Research Ethics
Values and Purpose
RSearch is dedicated to connecting researchers to participants within their community through ethical and safe practices. The platform complies with standards presented in the 2nd edition of Tri-Council Policy Statement: Ethical conduct for Research Involving Humans laid out by the Public Health Agency of Canada’s Research Ethics Board. RSearch’s main values align with the aforementioned Policy Statement, where we hold three core principles; Respect for Persons, Concern for Welfare and Justice, above all else. You may refer to the Policy Statement mentioned to learn more about these three core principles, their definitions and implications on participant recruitment and data collection.
Participation
Participation in research facilitated by the RSearch website is completely voluntary. Those wishing to participate provide their informed consent to be contacted by the researcher for more information about the study. Furthermore, no researcher may contact any individual with a participant account directly through RSearch with respect to some inclusion criteria (e.g. age, sex). The platform does provide a method for participants to receive notifications about new studies posted within their area, or studies which they may qualify for. These studies are recommended based off of demographic information which the participant willingly fills in, and through a subscription method wherein participants can follow institutions they would like to receive notifications from. Once again, these methods of recommendation are optional and require the individuals informed consent when activating these notifications.
RSearch's Responsibility
RSearch’s responsibility is to provide a platform that is safe and intuitive for participants. Through incorporating methods of notifications, informed consent actionables (actions that require confirmation before submitting data or participating), confidentiality, and continuation of privacy, we provide a safe platform for all individuals willing to search for studies to participate in. RSearch will take necessary action for studies that violate our Terms of Service and/or Privacy Policy through improper presentation of information and questionable recruitment practices.
Researcher Responsibility
Researchers are responsible for the contact post-study-inquiry which involves the continuation of privacy, anonymity, and confidentiality. Researchers must obtain informed consent from participants before study participation, as outlined in their Ethics application and approval from their governing Research Ethics Board.
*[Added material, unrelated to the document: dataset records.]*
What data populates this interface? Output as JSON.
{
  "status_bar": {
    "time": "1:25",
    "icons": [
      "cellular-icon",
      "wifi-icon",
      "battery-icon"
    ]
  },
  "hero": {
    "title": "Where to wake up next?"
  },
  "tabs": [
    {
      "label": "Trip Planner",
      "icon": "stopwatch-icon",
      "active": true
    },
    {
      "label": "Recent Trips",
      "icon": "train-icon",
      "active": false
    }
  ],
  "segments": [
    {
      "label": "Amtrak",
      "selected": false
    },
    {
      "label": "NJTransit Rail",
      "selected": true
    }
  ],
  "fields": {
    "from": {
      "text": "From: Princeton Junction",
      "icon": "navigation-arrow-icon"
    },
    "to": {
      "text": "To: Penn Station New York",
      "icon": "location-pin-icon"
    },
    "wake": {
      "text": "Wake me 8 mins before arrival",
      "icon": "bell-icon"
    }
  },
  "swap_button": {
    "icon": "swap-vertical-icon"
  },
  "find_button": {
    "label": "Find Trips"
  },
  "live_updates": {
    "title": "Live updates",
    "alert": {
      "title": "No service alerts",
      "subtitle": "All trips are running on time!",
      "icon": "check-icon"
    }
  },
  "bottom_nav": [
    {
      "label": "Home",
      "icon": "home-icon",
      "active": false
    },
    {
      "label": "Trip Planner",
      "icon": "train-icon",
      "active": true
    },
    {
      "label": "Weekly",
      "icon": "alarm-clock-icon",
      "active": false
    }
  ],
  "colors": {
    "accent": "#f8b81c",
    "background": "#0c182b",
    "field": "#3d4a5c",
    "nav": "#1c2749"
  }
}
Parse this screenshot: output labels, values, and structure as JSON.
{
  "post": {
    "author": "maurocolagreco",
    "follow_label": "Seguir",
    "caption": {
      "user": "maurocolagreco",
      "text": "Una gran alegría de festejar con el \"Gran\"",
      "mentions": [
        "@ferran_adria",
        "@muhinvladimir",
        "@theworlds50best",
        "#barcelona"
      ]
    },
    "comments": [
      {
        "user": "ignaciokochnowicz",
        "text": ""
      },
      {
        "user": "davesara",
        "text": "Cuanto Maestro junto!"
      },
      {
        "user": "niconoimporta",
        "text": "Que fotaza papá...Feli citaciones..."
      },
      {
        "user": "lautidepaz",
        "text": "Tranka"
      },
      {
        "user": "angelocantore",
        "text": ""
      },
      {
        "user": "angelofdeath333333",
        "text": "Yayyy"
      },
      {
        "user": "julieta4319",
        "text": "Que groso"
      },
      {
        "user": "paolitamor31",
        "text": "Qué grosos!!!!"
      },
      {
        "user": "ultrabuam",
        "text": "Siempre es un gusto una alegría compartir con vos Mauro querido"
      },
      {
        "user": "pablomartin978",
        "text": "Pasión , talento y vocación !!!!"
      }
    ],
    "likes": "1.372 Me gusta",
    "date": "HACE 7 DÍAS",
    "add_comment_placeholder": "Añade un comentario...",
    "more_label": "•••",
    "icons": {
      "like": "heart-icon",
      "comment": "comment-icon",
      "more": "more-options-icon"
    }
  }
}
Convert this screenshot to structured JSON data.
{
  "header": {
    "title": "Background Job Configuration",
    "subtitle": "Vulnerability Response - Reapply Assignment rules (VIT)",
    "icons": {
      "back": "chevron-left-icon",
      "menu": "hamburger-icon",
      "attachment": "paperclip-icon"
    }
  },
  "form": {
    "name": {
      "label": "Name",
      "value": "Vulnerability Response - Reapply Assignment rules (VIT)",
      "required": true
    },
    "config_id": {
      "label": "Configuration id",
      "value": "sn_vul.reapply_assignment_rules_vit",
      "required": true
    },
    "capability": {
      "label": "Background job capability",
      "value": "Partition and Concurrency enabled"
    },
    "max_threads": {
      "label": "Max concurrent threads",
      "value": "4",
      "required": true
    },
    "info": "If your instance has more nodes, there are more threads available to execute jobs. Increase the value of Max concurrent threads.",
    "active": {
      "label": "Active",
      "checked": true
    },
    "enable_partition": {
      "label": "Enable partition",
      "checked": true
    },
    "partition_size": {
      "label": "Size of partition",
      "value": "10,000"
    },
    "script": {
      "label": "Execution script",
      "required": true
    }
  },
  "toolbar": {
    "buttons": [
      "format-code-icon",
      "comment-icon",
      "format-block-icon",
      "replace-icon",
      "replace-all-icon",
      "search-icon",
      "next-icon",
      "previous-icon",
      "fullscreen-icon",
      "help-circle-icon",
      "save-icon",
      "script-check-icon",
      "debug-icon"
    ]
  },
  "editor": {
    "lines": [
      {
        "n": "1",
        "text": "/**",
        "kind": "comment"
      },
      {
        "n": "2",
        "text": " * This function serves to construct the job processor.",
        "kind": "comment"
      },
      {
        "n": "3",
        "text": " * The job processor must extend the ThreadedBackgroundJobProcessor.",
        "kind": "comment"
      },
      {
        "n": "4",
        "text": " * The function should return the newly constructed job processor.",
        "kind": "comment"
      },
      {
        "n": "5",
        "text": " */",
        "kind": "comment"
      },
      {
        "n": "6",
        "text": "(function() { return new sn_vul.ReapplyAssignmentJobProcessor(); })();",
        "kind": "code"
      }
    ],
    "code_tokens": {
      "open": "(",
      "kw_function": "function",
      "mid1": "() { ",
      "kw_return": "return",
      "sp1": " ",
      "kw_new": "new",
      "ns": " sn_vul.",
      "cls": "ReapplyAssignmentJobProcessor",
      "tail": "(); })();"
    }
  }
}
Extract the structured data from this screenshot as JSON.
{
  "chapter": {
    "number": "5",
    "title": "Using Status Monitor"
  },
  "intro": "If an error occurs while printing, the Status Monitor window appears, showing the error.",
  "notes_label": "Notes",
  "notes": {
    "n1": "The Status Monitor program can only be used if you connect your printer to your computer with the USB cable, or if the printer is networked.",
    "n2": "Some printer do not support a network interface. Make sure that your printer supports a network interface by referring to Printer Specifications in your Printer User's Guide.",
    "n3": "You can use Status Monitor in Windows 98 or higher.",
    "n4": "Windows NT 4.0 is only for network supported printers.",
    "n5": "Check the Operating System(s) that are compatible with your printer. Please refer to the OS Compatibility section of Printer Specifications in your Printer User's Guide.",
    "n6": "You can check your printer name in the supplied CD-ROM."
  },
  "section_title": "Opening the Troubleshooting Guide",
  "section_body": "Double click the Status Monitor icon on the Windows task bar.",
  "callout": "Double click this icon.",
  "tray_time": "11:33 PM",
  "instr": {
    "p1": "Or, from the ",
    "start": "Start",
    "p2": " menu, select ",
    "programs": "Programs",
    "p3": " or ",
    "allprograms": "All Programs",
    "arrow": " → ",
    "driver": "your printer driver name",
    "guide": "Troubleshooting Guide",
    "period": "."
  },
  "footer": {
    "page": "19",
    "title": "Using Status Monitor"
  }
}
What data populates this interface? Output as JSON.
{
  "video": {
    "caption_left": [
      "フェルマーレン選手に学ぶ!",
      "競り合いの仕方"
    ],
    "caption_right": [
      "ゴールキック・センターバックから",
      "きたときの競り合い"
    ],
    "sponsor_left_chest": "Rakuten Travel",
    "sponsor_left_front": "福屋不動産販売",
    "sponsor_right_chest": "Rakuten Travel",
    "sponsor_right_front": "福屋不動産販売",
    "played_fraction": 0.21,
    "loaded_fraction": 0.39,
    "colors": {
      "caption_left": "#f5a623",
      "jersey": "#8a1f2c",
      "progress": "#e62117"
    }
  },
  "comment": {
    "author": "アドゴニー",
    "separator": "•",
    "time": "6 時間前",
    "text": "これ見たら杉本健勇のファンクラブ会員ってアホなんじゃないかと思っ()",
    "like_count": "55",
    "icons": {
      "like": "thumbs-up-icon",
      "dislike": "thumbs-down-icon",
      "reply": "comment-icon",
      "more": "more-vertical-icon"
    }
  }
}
RSearch Data Collection and Storage
RSearch only collects data that individuals are willing to give. This includes the create account fields (name and email), and demographic information that the individual wants to provide to be recommended studies (e.g. age, sex, weight, etc.). None of the demographic information collected contains any confidential health information required to be protected under PIPEDA. The aforementioned data collected is stored on a secure server within Canada hosted by a secure cloud service provider, which does not have access to participation records or stored information.